Les députés du Parlement ont accusé le Président Hashim Thaci de scandaler l'arrestation et la déportation de six djihadistes. Ils ont également critiqué les liens de pouvoir par manque de coordination institutionnelle, ainsi que par manque de respect du droit et des procédures, écrit Koha Ditore. À la fin de la session extraordinaire, les députés ont adopté quatre recommandations. Ils sont convenus que: [...]
Les députés du Parlement ont accusé le Président Hashim Thaci de scandaler l'arrestation et la déportation de six djihadistes.
Ils ont également critiqué les liens de pouvoir par manque de coordination institutionnelle, ainsi que par manque de respect du droit et des procédures, écrit Koha Ditore.

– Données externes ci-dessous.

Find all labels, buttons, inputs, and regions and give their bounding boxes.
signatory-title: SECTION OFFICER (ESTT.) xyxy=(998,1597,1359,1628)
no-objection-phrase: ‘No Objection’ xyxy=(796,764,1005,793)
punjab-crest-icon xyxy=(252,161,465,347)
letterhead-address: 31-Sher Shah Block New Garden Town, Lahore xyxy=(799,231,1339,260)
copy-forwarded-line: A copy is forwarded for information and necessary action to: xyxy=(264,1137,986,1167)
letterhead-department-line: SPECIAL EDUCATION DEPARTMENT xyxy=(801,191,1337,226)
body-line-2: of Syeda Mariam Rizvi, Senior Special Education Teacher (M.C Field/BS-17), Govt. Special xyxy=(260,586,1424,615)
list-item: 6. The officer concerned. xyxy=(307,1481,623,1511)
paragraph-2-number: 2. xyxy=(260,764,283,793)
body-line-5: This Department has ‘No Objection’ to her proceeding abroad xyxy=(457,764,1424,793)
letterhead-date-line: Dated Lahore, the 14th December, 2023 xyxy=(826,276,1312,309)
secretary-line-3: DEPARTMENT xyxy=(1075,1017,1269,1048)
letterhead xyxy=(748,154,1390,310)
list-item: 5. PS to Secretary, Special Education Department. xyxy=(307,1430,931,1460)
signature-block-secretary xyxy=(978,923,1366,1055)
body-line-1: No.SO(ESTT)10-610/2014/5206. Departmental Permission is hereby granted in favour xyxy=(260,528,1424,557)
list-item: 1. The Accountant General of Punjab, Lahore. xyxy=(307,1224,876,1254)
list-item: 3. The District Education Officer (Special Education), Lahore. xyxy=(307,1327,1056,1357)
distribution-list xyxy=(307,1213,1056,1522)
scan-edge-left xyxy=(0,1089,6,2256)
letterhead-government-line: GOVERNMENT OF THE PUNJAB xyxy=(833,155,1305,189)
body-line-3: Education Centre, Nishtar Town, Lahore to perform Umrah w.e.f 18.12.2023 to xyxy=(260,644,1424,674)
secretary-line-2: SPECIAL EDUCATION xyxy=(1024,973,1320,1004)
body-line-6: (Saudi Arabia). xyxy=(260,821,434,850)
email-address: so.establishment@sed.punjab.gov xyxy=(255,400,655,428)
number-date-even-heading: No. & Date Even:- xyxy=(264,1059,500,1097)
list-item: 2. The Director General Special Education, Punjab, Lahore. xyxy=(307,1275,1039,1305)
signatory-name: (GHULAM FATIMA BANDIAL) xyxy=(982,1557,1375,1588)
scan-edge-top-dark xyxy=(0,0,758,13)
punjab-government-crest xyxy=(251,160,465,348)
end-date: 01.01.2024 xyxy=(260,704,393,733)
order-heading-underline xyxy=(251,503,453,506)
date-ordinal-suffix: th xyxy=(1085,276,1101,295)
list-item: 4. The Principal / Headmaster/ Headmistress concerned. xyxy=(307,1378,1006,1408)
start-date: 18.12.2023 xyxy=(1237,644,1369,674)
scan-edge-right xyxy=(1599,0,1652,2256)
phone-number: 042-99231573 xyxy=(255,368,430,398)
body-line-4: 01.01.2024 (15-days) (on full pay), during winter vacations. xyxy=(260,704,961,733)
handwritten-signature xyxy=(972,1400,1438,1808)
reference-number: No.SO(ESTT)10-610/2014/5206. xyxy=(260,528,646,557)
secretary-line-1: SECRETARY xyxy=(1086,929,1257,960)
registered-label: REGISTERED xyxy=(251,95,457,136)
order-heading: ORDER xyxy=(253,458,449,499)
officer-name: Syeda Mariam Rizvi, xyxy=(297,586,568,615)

À la fin de la session extraordinaire, les députés ont adopté quatre recommandations. Ils ont convenu que “1. Former la commission d'enquête parlementaire pour éclairer l'affaire de l'expulsion de six citoyens turcs le 29 mars 2018; 2ème. Les groupes parlementaires doivent, dans les trois jours, envoyer les noms de leurs représentants au poste de chef parlementaire de cette commission, conformément à la loi sur les enquêtes parlementaires; 3. En fonction de l'éclairage complet de cette question du Parlement, toutes les institutions concernées par la question en question répondent aux demandes de la commission d'enquête; 4. L'Assemblée charge la commission d'enquête d'examiner la conformité des procédures suivies en l'espèce avec la Constitution et les lois au pouvoir”.
Les recommandations ont été précédées d'un long débat, qui a glissé même entre les députés.
La LDK et la VV ont accusé le Président Hashim Thaci d'ordonner l'action. Entre-temps, les chefs des groupes parlementaires des partis au pouvoir, The PDK, AAK et Initiative, ont demandé des responsabilités et des renseignements supplémentaires sur l'affaire. Les députés turcs, ainsi que le seul ministre de cette communauté, ont soutenu l'action de l'AKI pour l'expulsion, comme ils l'ont appelé, “le terrorisme Glien”. Selon eux, l'organisation “Feto” est également l'élément menaçant pour la sécurité du Kosovo. Seanca pour “gylénistes” n'a pas dirigé le président Kadri Veselini jusqu'à l'absence du premier ministre Ramush Haradinaj.